I'm assuming you invoke some particular .rb file to start your whole
rails app? (Or, if not, that you can at least find some .rb file
on your system that is the main .rb file that starts up rails?)

If you haven't already, I'd suggest trying what Caleb suggested:
putting: BasicSocket.do_not_reverse_lookup = true
at the top of that file.

If that doesn't help, I'd suggest trying: require "resolv-replace"
at the top of that .rb file.

If that doesn't help, I'd suggest adding the trace code I
posted yesterday to the top of that .rb file.

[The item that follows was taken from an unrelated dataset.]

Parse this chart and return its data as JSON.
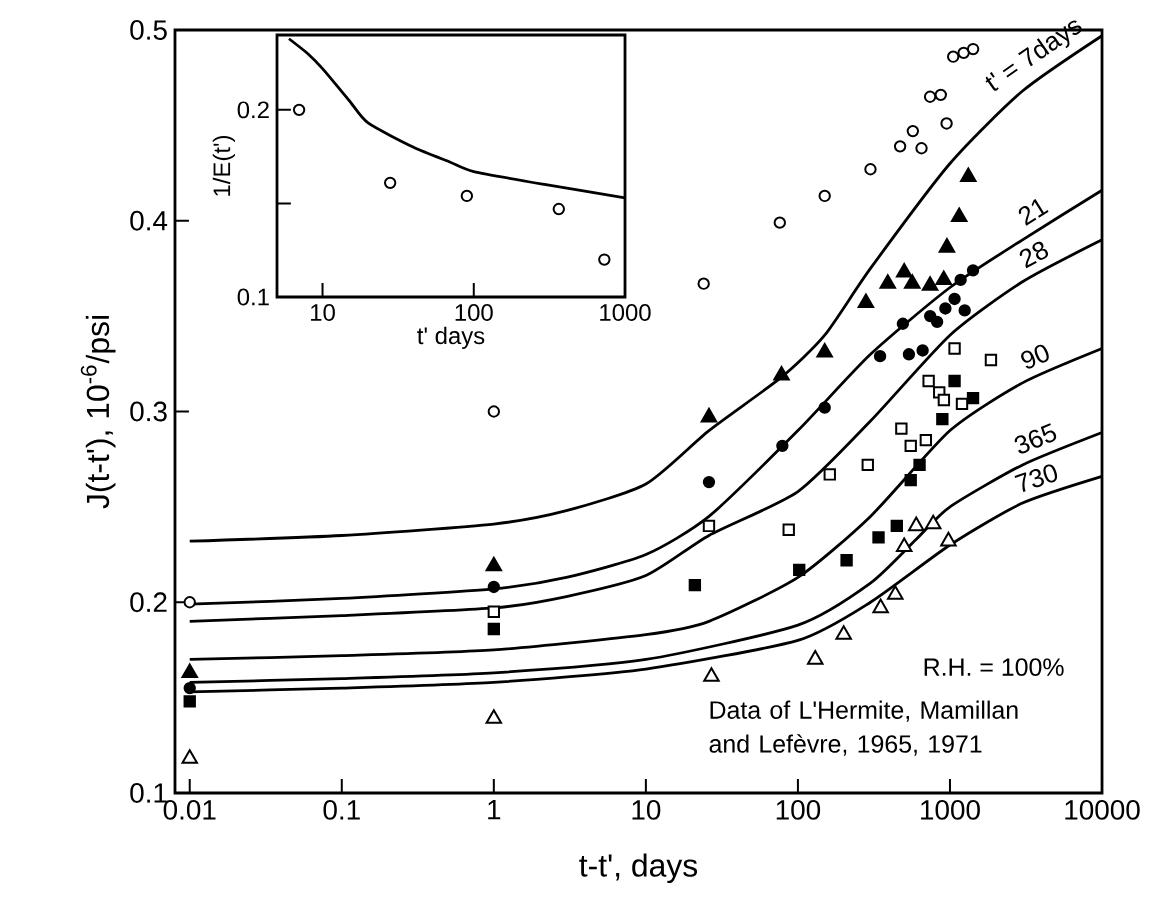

With the lengthy delays you've been experiencing, I'd imagine
the trace code may provide some confirmation as to exactly what
code is being executed at the time of the pause.

Hope this helps,

Bill

···

From: "Ron Jeffries" <ronjeffries@acm.org>

Ron Jeffries wrote:

I believe when InstantRails launches a command prompt, it does the
use_ruby. All that does, actually, is add ruby and mysql to the path.
Ruby is already there, mySql isn't ... which I would think would make
some things not work at all, not work slowly.

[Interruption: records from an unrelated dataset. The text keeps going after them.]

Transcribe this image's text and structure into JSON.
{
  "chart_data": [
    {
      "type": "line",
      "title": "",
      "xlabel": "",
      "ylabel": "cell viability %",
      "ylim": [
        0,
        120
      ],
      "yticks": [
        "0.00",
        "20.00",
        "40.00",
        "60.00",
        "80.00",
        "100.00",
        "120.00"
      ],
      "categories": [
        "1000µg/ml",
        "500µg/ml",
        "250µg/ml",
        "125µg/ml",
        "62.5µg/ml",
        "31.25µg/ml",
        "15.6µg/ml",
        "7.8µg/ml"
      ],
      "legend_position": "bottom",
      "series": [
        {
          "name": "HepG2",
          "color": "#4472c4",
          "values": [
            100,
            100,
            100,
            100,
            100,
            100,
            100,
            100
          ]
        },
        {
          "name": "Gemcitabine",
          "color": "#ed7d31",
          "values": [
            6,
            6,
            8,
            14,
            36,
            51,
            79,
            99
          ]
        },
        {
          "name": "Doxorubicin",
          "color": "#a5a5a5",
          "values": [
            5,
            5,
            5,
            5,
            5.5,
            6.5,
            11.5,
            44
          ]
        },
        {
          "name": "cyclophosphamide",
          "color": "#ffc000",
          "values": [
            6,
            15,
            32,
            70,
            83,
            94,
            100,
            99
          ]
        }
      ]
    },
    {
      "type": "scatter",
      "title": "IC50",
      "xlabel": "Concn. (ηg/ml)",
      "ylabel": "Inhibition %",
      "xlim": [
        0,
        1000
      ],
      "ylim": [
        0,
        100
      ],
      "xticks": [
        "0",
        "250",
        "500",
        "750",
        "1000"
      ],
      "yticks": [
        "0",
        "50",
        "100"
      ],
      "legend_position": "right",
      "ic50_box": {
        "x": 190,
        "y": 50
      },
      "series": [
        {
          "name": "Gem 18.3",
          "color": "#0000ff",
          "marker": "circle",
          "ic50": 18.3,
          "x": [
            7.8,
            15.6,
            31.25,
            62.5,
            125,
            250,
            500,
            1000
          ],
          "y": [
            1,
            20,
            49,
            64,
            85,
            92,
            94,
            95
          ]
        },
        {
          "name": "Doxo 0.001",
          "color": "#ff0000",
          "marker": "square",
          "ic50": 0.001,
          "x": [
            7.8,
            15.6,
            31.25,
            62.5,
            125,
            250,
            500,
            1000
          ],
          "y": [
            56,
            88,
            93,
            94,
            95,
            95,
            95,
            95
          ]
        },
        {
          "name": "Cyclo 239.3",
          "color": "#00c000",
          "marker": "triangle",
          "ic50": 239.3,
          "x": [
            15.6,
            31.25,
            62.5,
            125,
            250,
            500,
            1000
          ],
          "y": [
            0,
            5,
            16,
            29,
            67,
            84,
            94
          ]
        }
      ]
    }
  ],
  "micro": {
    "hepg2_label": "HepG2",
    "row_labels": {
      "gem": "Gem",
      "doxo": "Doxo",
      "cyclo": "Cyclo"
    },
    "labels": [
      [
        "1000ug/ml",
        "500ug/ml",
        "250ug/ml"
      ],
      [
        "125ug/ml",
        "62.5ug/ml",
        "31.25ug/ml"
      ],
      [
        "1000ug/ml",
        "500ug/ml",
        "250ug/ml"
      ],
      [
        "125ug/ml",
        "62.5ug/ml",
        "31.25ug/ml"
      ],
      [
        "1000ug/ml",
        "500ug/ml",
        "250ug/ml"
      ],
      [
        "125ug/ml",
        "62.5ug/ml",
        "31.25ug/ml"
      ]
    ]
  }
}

Anyway, rails -v is 5 or 6 seconds even after use_ruby

<sigh/>
  
Hmm.. I'm not sure where to look any more. :-S

Cheers,
Mohit.
11/16/2007 | 4:28 PM.

Ruby -v (print the version) is a bit slower on my machine than Chet's.
A ruby program counting to N is a small constant amount slower on my
machine, like one second slower no matter what N is, up to about
100,000.

A C# program counting to 1,000,000,000 runs the same on his machine
and mine.

When in the Rails ruby folder, we run
  ruby runner.rb ruby
Chet's machine takes about 6 seconds, and mine takes 93 seconds.

This is ruby tests, not rails. Other comparison tests our machines are
about the same, including a big loop in C#, starting visual studio,
starting eclipse, or starting Word. By and large, the machines run the
same speed. For Ruby, I'm 15x slower or worse.

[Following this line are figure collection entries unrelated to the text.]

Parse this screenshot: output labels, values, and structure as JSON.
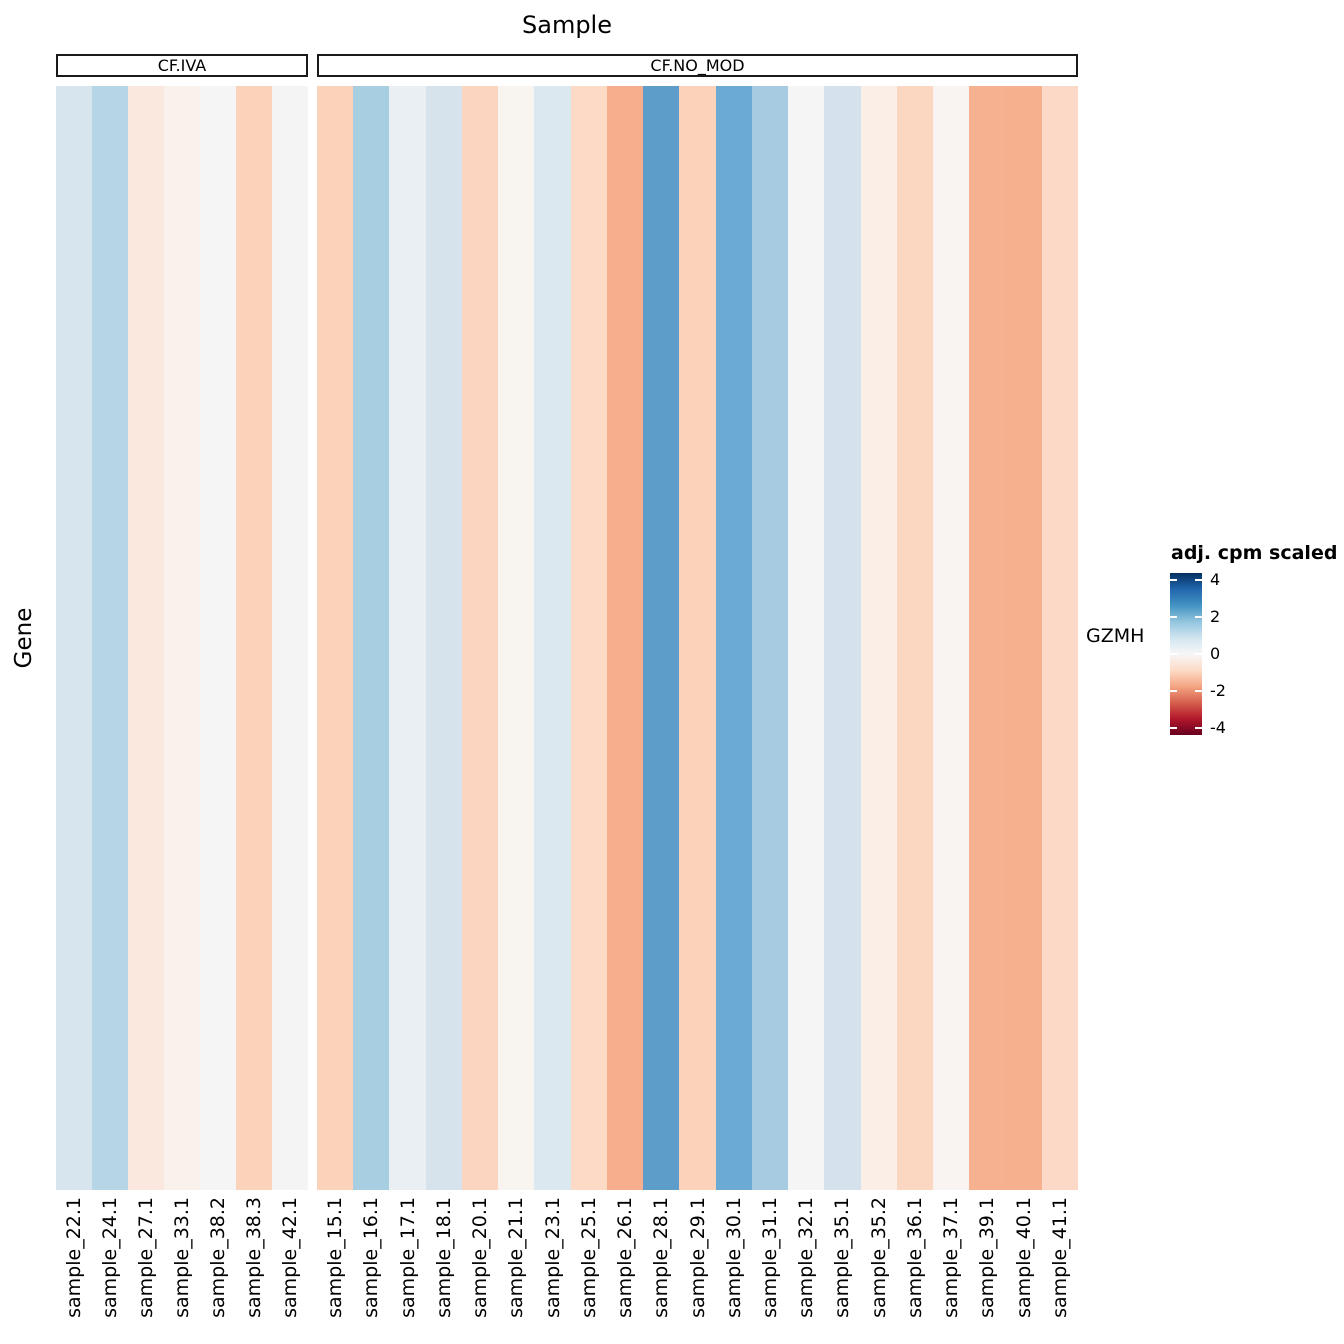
{
  "title": "Sample",
  "y_axis": {
    "label": "Gene"
  },
  "row_label": "GZMH",
  "legend": {
    "title": "adj. cpm scaled",
    "vmin": -4.35,
    "vmax": 4.35,
    "ticks": [
      {
        "label": "4",
        "value": 4
      },
      {
        "label": "2",
        "value": 2
      },
      {
        "label": "0",
        "value": 0
      },
      {
        "label": "-2",
        "value": -2
      },
      {
        "label": "-4",
        "value": -4
      }
    ],
    "gradient_stops_top_to_bottom": [
      "#053061",
      "#2166AC",
      "#4393C3",
      "#92C5DE",
      "#D1E5F0",
      "#F7F7F7",
      "#FDDBC7",
      "#F4A582",
      "#D6604D",
      "#B2182B",
      "#67001F"
    ]
  },
  "chart_data": {
    "type": "heatmap",
    "title": "Sample",
    "xlabel": "Sample",
    "ylabel": "Gene",
    "rows": [
      "GZMH"
    ],
    "legend_title": "adj. cpm scaled",
    "palette": "RdBu (blue = high, red = low)",
    "value_range": [
      -4.35,
      4.35
    ],
    "groups": [
      {
        "name": "CF.IVA",
        "samples": [
          "sample_22.1",
          "sample_24.1",
          "sample_27.1",
          "sample_33.1",
          "sample_38.2",
          "sample_38.3",
          "sample_42.1"
        ],
        "values": [
          0.8,
          1.4,
          -0.45,
          -0.15,
          0.0,
          -1.0,
          0.0
        ],
        "colors": [
          "#D7E5EF",
          "#B6D5E6",
          "#FAE7DD",
          "#F8F1EC",
          "#F6F5F5",
          "#FBD2BA",
          "#F5F4F4"
        ]
      },
      {
        "name": "CF.NO_MOD",
        "samples": [
          "sample_15.1",
          "sample_16.1",
          "sample_17.1",
          "sample_18.1",
          "sample_20.1",
          "sample_21.1",
          "sample_23.1",
          "sample_25.1",
          "sample_26.1",
          "sample_28.1",
          "sample_29.1",
          "sample_30.1",
          "sample_31.1",
          "sample_32.1",
          "sample_35.1",
          "sample_35.2",
          "sample_36.1",
          "sample_37.1",
          "sample_39.1",
          "sample_40.1",
          "sample_41.1"
        ],
        "values": [
          -1.0,
          1.55,
          0.4,
          0.85,
          -0.95,
          -0.1,
          0.7,
          -0.8,
          -1.75,
          2.7,
          -1.0,
          2.45,
          1.55,
          0.0,
          0.85,
          -0.3,
          -0.9,
          -0.1,
          -1.7,
          -1.7,
          -0.8
        ],
        "colors": [
          "#FBD3BB",
          "#A8CEE2",
          "#EAEFF3",
          "#D6E3ED",
          "#FBD5BF",
          "#F8F4F0",
          "#DCE8F0",
          "#FCDAC6",
          "#F6AE8C",
          "#5C9DC9",
          "#FCD2BA",
          "#6BAAD2",
          "#A7CCE1",
          "#F6F5F5",
          "#D5E2ED",
          "#FAEEE6",
          "#FBD7C1",
          "#F9F4F1",
          "#F6B190",
          "#F6B08E",
          "#FBD9C6"
        ]
      }
    ]
  }
}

Advise me, please. Thanks,

Ron Jeffries
www.XProgramming.com

···

On Wed, 14 Nov 2007 11:42:17 -0500, Tanner Burson <tanner.burson@gmail.com> wrote:

Does it happen running irb, or other normal ruby scripts, or is it
strictly related to rails?

Mohit Sindhwani wrote:

Ron Jeffries wrote:

I believe when InstantRails launches a command prompt, it does the
use_ruby. All that does, actually, is add ruby and mysql to the path.
Ruby is already there, mySql isn't ... which I would think would make
some things not work at all, not work slowly.

Anyway, rails -v is 5 or 6 seconds even after use_ruby

<sigh/>
  
Hmm.. I'm not sure where to look any more. :-S

Cheers,
Mohit.
11/16/2007 | 4:28 PM.

Hmmm ... maybe we should get an IRC channel up for hunting this down. I've got some friends who can usually nail something like this in less than an hour if it's a general Windows/laptop issue and not something in Ruby or Rails. I'm still clinging to the hope that it *is* a general Windows/laptop issue.

One thing you might try is CodeAnalyst from AMD. I think it works even on Intel processors, at least at the basic level. It will tell you if something is using a lot of *processor* time. If it's I/O, swapping, or some timeout, you won't see anything.